The genius of Duolingo

By design or by mere chance, the genius of Duolingo is in understanding these traits of human psychology and exploiting them to a tee. They have “gamefied” language learning and proposed a learning platform that keeps millions engaged by partaking in the Symbol of learning.

As a language teacher and business owner, I understand with genuine humility how ahead of the curve Duolingo truly were when they launched their product. I was the purist dietician laughing at Mc Donalds saying “Haha! People will never buy that! There’s no real food in it!”

Keep laughing Chris because Mc Donalds and Duolingo understand much better how humans process reality.

I suspect that the brains behind Duolingo knew very well how it would play out. They had an understanding that the last thing most people ever want to do is make an effort. They also knew that if they mixed fun with “learning”, it would not matter if any actual learning took place. Because the minds of their customers would do the rest: they would be quite happy to apply the Symbol of learning to the name Duolingo.

Instead of racking their minds to find the best way to teach languages, Duolingo had the far superior intellect and common sense to say: “Hang on. This makes no sense. To consumer doesn’t really want to get good at a languages. They want to be comfortable, have fun and are very happy to engage in the symbol of learning. Why are we wasting time an energy to try to shove these languages down their throats?”

They were right,

It’s absolutely brilliant and I even suspect that some users are actually capable of going one step further and convince themselves they are learning.

Where we go from there

The more I observe people, the more I believe that it is a rare human skill to make the decision of simplicity and to stick with it. Our own best students are a breed of individuals who understand that the French language is well within their grasp once they manage to separate it from the Symbol of “attending a class”. When they step out of the “pretend zone” and take real action. Then the results are soon to come.

French is a very structured language that can be learned in well under a year. We could argue that it takes the will to step out of the “pretend zone” and into the reality of learning.
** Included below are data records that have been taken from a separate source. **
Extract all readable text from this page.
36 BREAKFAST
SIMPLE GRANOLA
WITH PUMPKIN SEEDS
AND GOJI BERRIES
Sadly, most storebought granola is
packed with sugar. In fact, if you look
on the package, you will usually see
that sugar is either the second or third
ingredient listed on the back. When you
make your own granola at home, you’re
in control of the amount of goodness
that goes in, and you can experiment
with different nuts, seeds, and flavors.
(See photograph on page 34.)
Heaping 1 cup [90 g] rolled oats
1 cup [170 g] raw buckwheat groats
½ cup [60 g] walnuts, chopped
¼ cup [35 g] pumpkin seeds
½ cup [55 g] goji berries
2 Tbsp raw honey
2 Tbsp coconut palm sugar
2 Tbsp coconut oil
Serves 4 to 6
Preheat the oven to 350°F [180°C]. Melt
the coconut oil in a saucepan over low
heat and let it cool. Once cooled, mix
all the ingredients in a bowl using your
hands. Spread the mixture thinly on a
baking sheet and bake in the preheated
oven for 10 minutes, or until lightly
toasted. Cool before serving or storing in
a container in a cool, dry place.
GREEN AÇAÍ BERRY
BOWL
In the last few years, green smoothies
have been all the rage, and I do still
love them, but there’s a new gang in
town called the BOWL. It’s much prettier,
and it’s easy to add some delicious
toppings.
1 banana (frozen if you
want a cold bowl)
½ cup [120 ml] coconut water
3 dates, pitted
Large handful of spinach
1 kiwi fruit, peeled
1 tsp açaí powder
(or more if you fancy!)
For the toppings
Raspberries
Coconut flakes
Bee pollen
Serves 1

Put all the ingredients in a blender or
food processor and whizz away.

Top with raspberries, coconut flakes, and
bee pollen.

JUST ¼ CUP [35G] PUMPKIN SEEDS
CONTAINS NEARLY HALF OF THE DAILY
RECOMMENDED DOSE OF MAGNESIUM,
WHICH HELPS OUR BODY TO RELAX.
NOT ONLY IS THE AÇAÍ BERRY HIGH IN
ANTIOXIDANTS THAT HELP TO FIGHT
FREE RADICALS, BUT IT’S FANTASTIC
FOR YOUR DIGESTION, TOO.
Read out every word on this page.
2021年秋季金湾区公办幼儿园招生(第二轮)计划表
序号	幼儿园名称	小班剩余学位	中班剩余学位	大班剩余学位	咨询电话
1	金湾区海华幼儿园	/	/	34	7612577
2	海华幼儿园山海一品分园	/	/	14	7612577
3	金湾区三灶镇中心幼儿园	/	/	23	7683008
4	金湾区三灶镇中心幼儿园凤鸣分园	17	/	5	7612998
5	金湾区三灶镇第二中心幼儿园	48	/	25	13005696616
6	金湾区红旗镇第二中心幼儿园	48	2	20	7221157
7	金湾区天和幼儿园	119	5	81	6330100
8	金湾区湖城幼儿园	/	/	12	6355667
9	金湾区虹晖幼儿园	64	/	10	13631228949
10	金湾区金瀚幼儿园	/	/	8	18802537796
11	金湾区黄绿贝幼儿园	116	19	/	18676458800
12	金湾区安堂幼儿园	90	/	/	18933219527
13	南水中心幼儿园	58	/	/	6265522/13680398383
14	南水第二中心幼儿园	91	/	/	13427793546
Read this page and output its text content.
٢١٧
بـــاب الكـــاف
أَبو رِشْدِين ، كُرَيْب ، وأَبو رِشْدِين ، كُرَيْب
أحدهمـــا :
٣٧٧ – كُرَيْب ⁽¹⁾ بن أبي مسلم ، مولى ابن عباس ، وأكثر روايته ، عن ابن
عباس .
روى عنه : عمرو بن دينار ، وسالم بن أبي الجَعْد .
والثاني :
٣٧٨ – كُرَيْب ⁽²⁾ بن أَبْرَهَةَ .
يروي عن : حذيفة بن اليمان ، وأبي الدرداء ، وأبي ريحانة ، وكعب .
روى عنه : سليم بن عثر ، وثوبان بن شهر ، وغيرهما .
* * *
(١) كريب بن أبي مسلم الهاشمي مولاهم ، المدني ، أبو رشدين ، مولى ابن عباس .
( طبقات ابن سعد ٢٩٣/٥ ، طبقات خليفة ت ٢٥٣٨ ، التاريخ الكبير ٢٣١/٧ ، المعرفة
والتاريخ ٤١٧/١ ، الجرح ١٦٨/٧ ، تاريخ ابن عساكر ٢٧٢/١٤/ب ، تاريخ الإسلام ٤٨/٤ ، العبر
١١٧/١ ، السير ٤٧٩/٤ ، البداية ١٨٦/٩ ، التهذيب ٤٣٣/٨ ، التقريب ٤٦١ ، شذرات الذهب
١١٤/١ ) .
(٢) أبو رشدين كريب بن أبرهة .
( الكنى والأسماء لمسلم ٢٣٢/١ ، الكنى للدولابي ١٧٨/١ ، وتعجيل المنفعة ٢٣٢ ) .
Funny thing though isn’t it? We think we all agree on the definition of words when in fact not at all. In some cases, we must remind our fellow humans that their definition of actions does not match reality.

There is of course nothing wrong with enjoying Duolingo and they have not done anything that any other big advertiser doesn’t already do: play on the weaknesses of human psychology and propose new mental associations. Just as Nescafe means “sexy”, Coca-Cola means “young”, and Disney means “dreaming”, Duolingo means…”learning”.

As long as we realize it’s all a marketer’s dream, we’ll be fine.